The Obama administration usually chose the second option. Word coursed through Mexico and Central America that taking a child across the border was a get-out-of-jail-free card that would exempt its holder from both criminal prosecution and detention. This child-release lever, coupled with Obama’s announcement in 2012 that he would grant amnesty to the so-called Dreamers, meant that Obama soon had his own family border crisis on his hands. In 2014, 70,000 adult-child units and 70,000 unaccompanied minors were apprehended illegally crossing into the U.S.

...In 2015, a federal trial judge, Holly Gee, herself appointed by Obama and the very definition of an activist jurist, vastly expanded the scope of the original decree and ordered the administration to release the detained minors.
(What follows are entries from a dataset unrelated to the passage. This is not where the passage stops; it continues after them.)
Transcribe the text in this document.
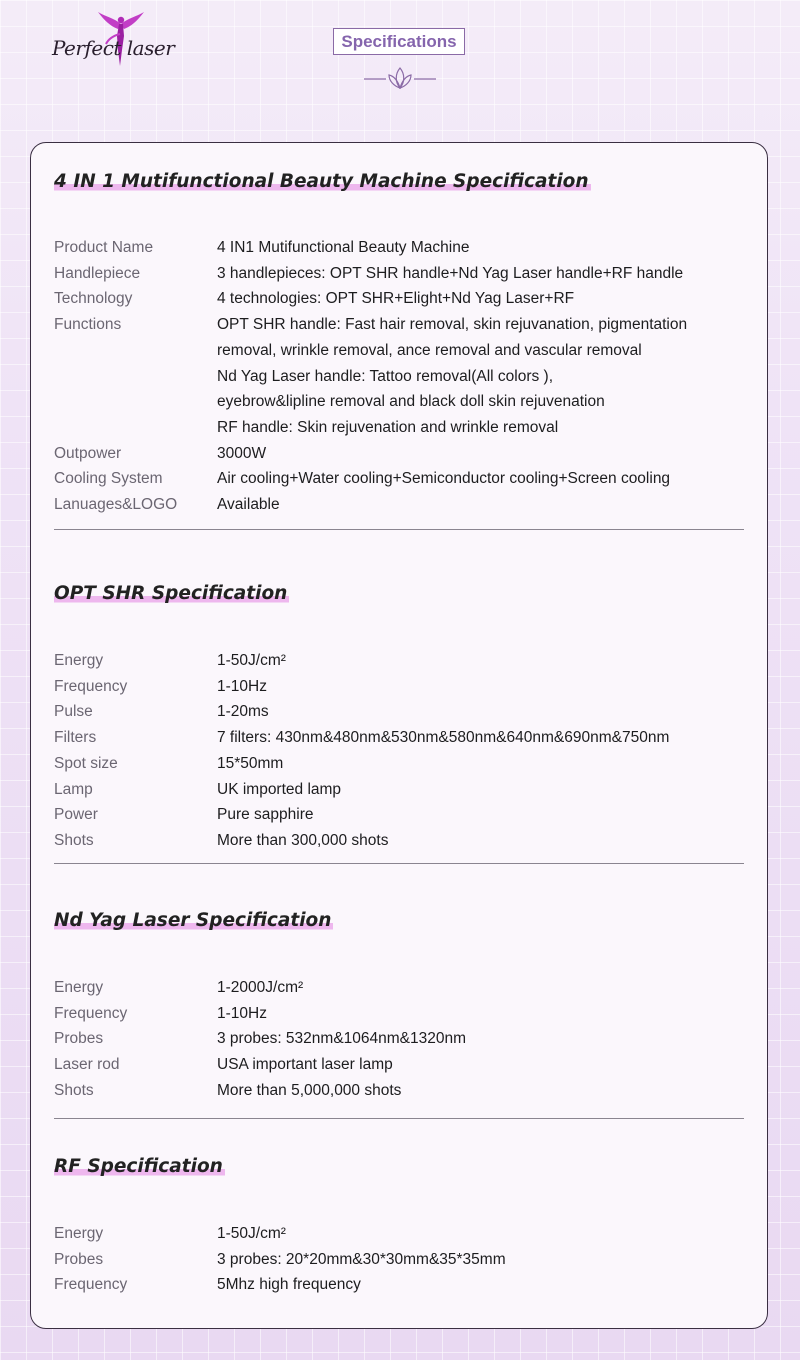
Perfect laser	Specifications
4 IN 1 Mutifunctional Beauty Machine Specification
Product Name	4 IN1 Mutifunctional Beauty Machine
Handlepiece	3 handlepieces: OPT SHR handle+Nd Yag Laser handle+RF handle
Technology	4 technologies: OPT SHR+Elight+Nd Yag Laser+RF
Functions	OPT SHR handle: Fast hair removal, skin rejuvanation, pigmentation
removal, wrinkle removal, ance removal and vascular removal
Nd Yag Laser handle: Tattoo removal(All colors ),
eyebrow&lipline removal and black doll skin rejuvenation
RF handle: Skin rejuvenation and wrinkle removal
Outpower	3000W
Cooling System	Air cooling+Water cooling+Semiconductor cooling+Screen cooling
Lanuages&LOGO	Available
OPT SHR Specification
Energy	1-50J/cm²
Frequency	1-10Hz
Pulse	1-20ms
Filters	7 filters: 430nm&480nm&530nm&580nm&640nm&690nm&750nm
Spot size	15*50mm
Lamp	UK imported lamp
Power	Pure sapphire
Shots	More than 300,000 shots
Nd Yag Laser Specification
Energy	1-2000J/cm²
Frequency	1-10Hz
Probes	3 probes: 532nm&1064nm&1320nm
Laser rod	USA important laser lamp
Shots	More than 5,000,000 shots
RF Specification
Energy	1-50J/cm²
Probes	3 probes: 20*20mm&30*30mm&35*35mm
Frequency	5Mhz high frequency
The Department of Homeland Security warned that ending family detention would trigger another border surge. Judge Gee dismissed this concern as “fear-mongering,” according to the Associated Press.

It is to Judge Gee that the Trump administration will now make its appeal to lift the 20-day confinement cap. The chance that she will agree to do so is zero. Unless that ruling is overturned on appeal or Congress changes the relevant law, the administration will have two choices: try to get asylum hearings down to 20 days, or abandon its universal prosecution policy and resume catch-and-release at the border for adults with children.
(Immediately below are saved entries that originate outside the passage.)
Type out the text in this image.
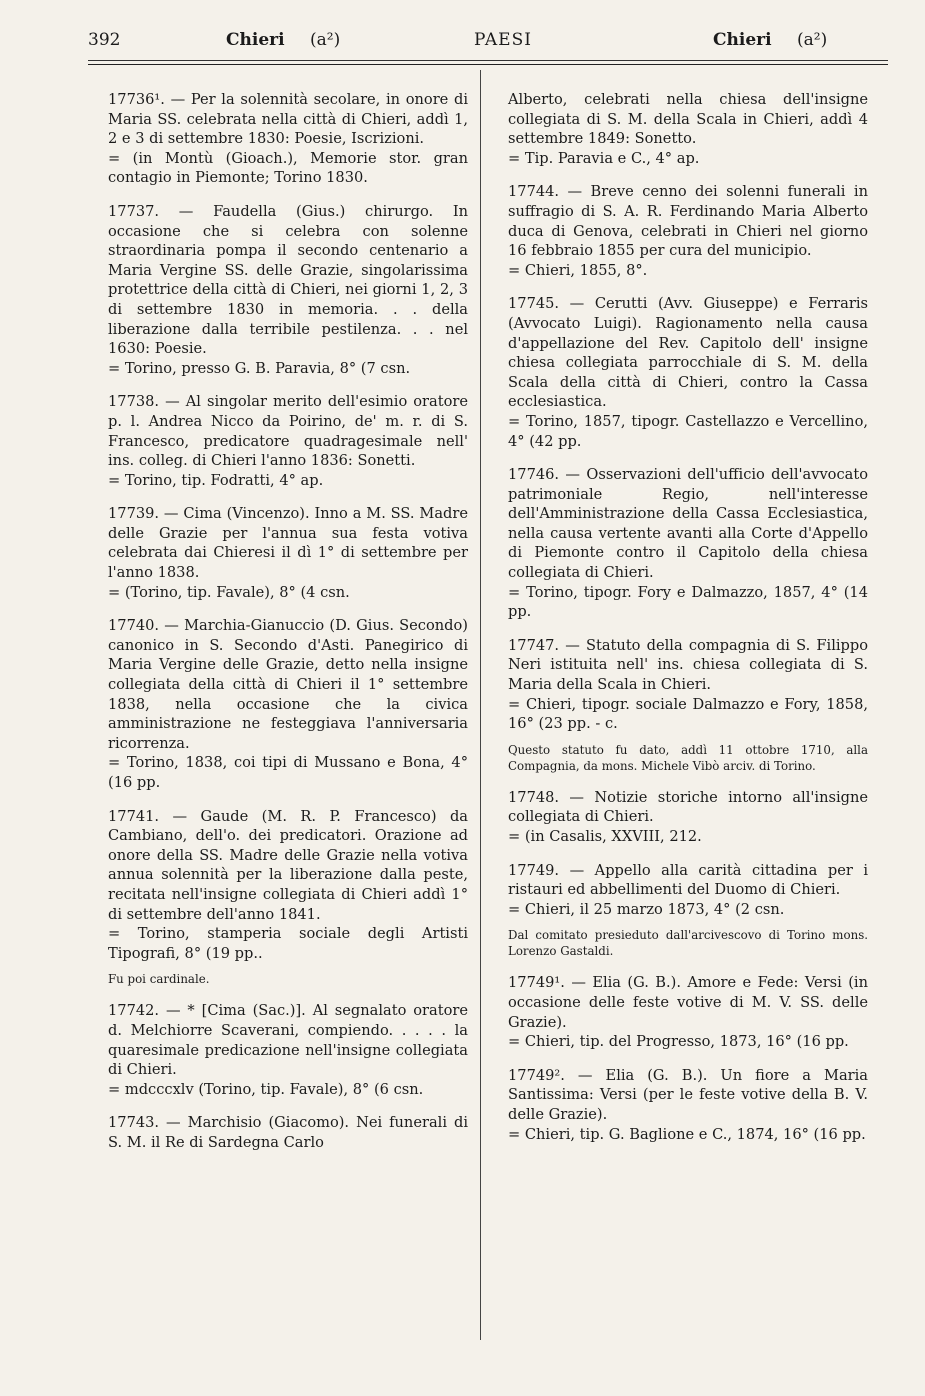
392	Chieri (a²)	PAESI	Chieri (a²)

17736¹. — Per la solennità secolare, in onore di Maria SS. celebrata nella città di Chieri, addì 1, 2 e 3 di settembre 1830: Poesie, Iscrizioni.

= (in Montù (Gioach.), Memorie stor. gran contagio in Piemonte; Torino 1830.

17737. — Faudella (Gius.) chirurgo. In occasione che si celebra con solenne straordinaria pompa il secondo centenario a Maria Vergine SS. delle Grazie, singolarissima protettrice della città di Chieri, nei giorni 1, 2, 3 di settembre 1830 in memoria. . . della liberazione dalla terribile pestilenza. . . nel 1630: Poesie.

= Torino, presso G. B. Paravia, 8° (7 csn.

17738. — Al singolar merito dell'esimio oratore p. l. Andrea Nicco da Poirino, de' m. r. di S. Francesco, predicatore quadragesimale nell' ins. colleg. di Chieri l'anno 1836: Sonetti.

= Torino, tip. Fodratti, 4° ap.

17739. — Cima (Vincenzo). Inno a M. SS. Madre delle Grazie per l'annua sua festa votiva celebrata dai Chieresi il dì 1° di settembre per l'anno 1838.

= (Torino, tip. Favale), 8° (4 csn.

17740. — Marchia-Gianuccio (D. Gius. Secondo) canonico in S. Secondo d'Asti. Panegirico di Maria Vergine delle Grazie, detto nella insigne collegiata della città di Chieri il 1° settembre 1838, nella occasione che la civica amministrazione ne festeggiava l'anniversaria ricorrenza.

= Torino, 1838, coi tipi di Mussano e Bona, 4° (16 pp.

17741. — Gaude (M. R. P. Francesco) da Cambiano, dell'o. dei predicatori. Orazione ad onore della SS. Madre delle Grazie nella votiva annua solennità per la liberazione dalla peste, recitata nell'insigne collegiata di Chieri addì 1° di settembre dell'anno 1841.

= Torino, stamperia sociale degli Artisti Tipografi, 8° (19 pp..

Fu poi cardinale.

17742. — * [Cima (Sac.)]. Al segnalato oratore d. Melchiorre Scaverani, compiendo. . . . . la quaresimale predicazione nell'insigne collegiata di Chieri.

= mdcccxlv (Torino, tip. Favale), 8° (6 csn.

17743. — Marchisio (Giacomo). Nei funerali di S. M. il Re di Sardegna Carlo

Alberto, celebrati nella chiesa dell'insigne collegiata di S. M. della Scala in Chieri, addì 4 settembre 1849: Sonetto.

= Tip. Paravia e C., 4° ap.

17744. — Breve cenno dei solenni funerali in suffragio di S. A. R. Ferdinando Maria Alberto duca di Genova, celebrati in Chieri nel giorno 16 febbraio 1855 per cura del municipio.

= Chieri, 1855, 8°.

17745. — Cerutti (Avv. Giuseppe) e Ferraris (Avvocato Luigi). Ragionamento nella causa d'appellazione del Rev. Capitolo dell' insigne chiesa collegiata parrocchiale di S. M. della Scala della città di Chieri, contro la Cassa ecclesiastica.

= Torino, 1857, tipogr. Castellazzo e Vercellino, 4° (42 pp.

17746. — Osservazioni dell'ufficio dell'avvocato patrimoniale Regio, nell'interesse dell'Amministrazione della Cassa Ecclesiastica, nella causa vertente avanti alla Corte d'Appello di Piemonte contro il Capitolo della chiesa collegiata di Chieri.

= Torino, tipogr. Fory e Dalmazzo, 1857, 4° (14 pp.

17747. — Statuto della compagnia di S. Filippo Neri istituita nell' ins. chiesa collegiata di S. Maria della Scala in Chieri.

= Chieri, tipogr. sociale Dalmazzo e Fory, 1858, 16° (23 pp. - c.

Questo statuto fu dato, addì 11 ottobre 1710, alla Compagnia, da mons. Michele Vibò arciv. di Torino.

17748. — Notizie storiche intorno all'insigne collegiata di Chieri.

= (in Casalis, XXVIII, 212.

17749. — Appello alla carità cittadina per i ristauri ed abbellimenti del Duomo di Chieri.

= Chieri, il 25 marzo 1873, 4° (2 csn.

Dal comitato presieduto dall'arcivescovo di Torino mons. Lorenzo Gastaldi.

17749¹. — Elia (G. B.). Amore e Fede: Versi (in occasione delle feste votive di M. V. SS. delle Grazie).

= Chieri, tip. del Progresso, 1873, 16° (16 pp.

17749². — Elia (G. B.). Un fiore a Maria Santissima: Versi (per le feste votive della B. V. delle Grazie).

= Chieri, tip. G. Baglione e C., 1874, 16° (16 pp.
Streamlining the asylum process would require both narrowing the standard for granting asylum, pursuant to its original intent (something that Sessions has already begun to do), and increasing judicial resources. (Bizarrely, Trump has denounced such an increase in judicial manpower.) Even then, meeting a 20-day limit on asylum detentions will be a stretch. Resuming catch-and-release, of course, would violate one of Trump’s key electoral promises. Fifty years of litigation and lobbying are now reaping rewards unforeseen even by the open-borders establishment. Trump has ducked one showdown, but an even bigger one lies ahead.

...Strangely, after Trump issued his recent executive order, a few media voices tentatively raised the problem of the unintended consequences of purportedly humane rules. CNN anchor John Berman asked Schiff on Thursday morning if exempting illegal aliens with children from detention “incentivized” such illegal crossings. Schiff ducked the query: “Well, it’s not a simple question as whether somebody has a child or not.” But the problem of perverse incentives will not go away. America’s loss of sovereignty over its borders and the incursion of millions of barely literate campesinos and their progeny is the result of years of victim-favoring policies that ignore personal agency and court the consequences.